Ces hôpitaux, que vous voulez non pas fermer mais reconvertir, ne doivent-ils pas parmi leur mission prioritaire développer des actions de prévention ?
C’est, en effet, l’un des objectifs importants que nous proposons. Il y a en gros 500 établissements publics que l’on peut convertir à des missions de proximité indispensables. D’abord, le diagnostic à l’accueil de l’urgence : on examine ce que vous avez et, en fonction des premiers résultats (grâce à des moyens de télétransmission vers des centres de recours) on vous renvoie chez vous avec une ordonnance adéquate, on vous traite sur place lorsque c’est bénin et, s’il y a un problème plus grave, on sait vers quel pôle de qualité vous diriger. Les hôpitaux qui ont fermé leur chirurgie et qui ont reçu, en échange, un service d’accueil d’urgence, ont vu leur clientèle augmenter. Pourquoi ? Parce que les gens avaient confiance. Ils se disaient : « Si je viens là, on ne va pas m’opérer sur place, je serai envoyé plus loin si c’est nécessaire ». Comme quoi, on a vécu sur du faux-semblant.
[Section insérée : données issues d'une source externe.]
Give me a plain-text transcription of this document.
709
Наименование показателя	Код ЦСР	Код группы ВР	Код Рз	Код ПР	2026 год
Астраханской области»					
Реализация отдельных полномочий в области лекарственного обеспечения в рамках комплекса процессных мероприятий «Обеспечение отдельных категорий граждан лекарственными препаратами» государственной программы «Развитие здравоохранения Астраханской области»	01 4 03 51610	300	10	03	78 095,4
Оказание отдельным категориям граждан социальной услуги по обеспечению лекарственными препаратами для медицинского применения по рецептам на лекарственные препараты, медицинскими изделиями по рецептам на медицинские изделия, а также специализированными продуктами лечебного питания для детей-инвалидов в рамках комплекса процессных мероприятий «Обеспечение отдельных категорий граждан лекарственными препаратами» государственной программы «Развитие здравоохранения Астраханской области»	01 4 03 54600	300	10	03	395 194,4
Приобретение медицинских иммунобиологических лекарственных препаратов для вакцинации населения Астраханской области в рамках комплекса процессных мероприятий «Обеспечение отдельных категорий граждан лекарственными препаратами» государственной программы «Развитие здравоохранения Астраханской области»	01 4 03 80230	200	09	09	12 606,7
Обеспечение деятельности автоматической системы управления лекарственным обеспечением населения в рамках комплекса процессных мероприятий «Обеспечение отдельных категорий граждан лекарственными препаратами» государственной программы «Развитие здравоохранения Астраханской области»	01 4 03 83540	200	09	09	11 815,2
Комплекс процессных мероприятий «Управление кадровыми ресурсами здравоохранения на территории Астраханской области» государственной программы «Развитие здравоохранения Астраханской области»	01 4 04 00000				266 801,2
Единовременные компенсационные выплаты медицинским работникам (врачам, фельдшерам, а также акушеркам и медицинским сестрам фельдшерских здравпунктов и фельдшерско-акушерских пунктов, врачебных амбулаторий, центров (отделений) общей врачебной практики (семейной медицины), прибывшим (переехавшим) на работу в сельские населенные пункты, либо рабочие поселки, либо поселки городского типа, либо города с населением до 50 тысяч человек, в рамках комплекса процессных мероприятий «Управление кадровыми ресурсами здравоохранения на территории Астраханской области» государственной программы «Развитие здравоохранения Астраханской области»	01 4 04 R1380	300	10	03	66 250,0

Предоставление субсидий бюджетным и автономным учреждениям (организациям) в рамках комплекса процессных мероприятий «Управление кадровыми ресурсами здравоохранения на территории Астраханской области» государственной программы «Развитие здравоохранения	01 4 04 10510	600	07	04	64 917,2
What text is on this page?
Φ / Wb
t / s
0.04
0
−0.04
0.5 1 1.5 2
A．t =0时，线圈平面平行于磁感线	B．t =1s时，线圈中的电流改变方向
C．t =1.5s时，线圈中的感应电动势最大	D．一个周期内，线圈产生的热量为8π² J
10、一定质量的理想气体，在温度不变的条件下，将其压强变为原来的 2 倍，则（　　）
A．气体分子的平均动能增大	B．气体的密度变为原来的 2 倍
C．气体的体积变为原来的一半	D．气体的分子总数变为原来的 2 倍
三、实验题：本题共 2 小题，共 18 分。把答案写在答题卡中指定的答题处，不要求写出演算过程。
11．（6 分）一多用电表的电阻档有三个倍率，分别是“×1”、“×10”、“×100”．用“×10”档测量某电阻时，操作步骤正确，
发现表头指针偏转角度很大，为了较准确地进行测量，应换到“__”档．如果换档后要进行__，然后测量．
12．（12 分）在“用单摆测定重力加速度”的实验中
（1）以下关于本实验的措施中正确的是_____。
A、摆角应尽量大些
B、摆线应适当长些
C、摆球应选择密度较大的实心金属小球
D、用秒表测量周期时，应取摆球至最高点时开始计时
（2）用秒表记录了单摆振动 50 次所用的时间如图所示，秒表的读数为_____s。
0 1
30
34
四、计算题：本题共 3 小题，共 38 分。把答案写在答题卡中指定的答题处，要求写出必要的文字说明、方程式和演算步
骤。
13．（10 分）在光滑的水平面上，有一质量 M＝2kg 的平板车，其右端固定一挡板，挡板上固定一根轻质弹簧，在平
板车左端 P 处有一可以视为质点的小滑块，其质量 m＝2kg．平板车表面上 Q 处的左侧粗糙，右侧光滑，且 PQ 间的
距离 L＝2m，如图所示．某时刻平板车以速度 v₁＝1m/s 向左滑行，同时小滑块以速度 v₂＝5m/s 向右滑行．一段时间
Et que l’on ne vienne pas me parler d’emplois. En France, 130 restructurations ont eu lieu ces dix dernières années. Personne n’en a jamais parlé, cela n’a pas fait le « 20 heures » de TF1. Or, tous ces hôpitaux reconvertis ont gardé leurs personnels et, parfois même, il y a eu augmentation de l’effectif. Il faut plus de monde sur le pont quand on veut faire de la rééducation fonctionnelle ou s’occuper de gens âgés que pour faire de la chirurgie. Il faut, donc, qu’on ouvre ces hôpitaux aux pathologies du vieillissement. Les Français se disent solidaires, ils ne le sont pas du tout. La solidarité, c’est pour les autres ! Lorsque nous disons que l’on va pouvoir, avec une restructuration, ouvrir un service de gériatrie, on nous réplique : « Oui, mais vous comprenez, la gériatrie cela n’a pas la noblesse de la chirurgie ». C’est un véritable déni de civilisation. Voilà ce qui est scandaleux. Je pense qu’au contraire les gens âgés doivent être traités sur place au maximum et entourés. De l’autre côté, des petits hôpitaux restructurés sont des lieux idéaux pour accomplir auprès des jeunes, et avec des infirmières mieux payées, des missions de prévention. Toute une éducation aux grands principes de prévention sur laquelle la France est très en retard par rapport à ses voisins européens.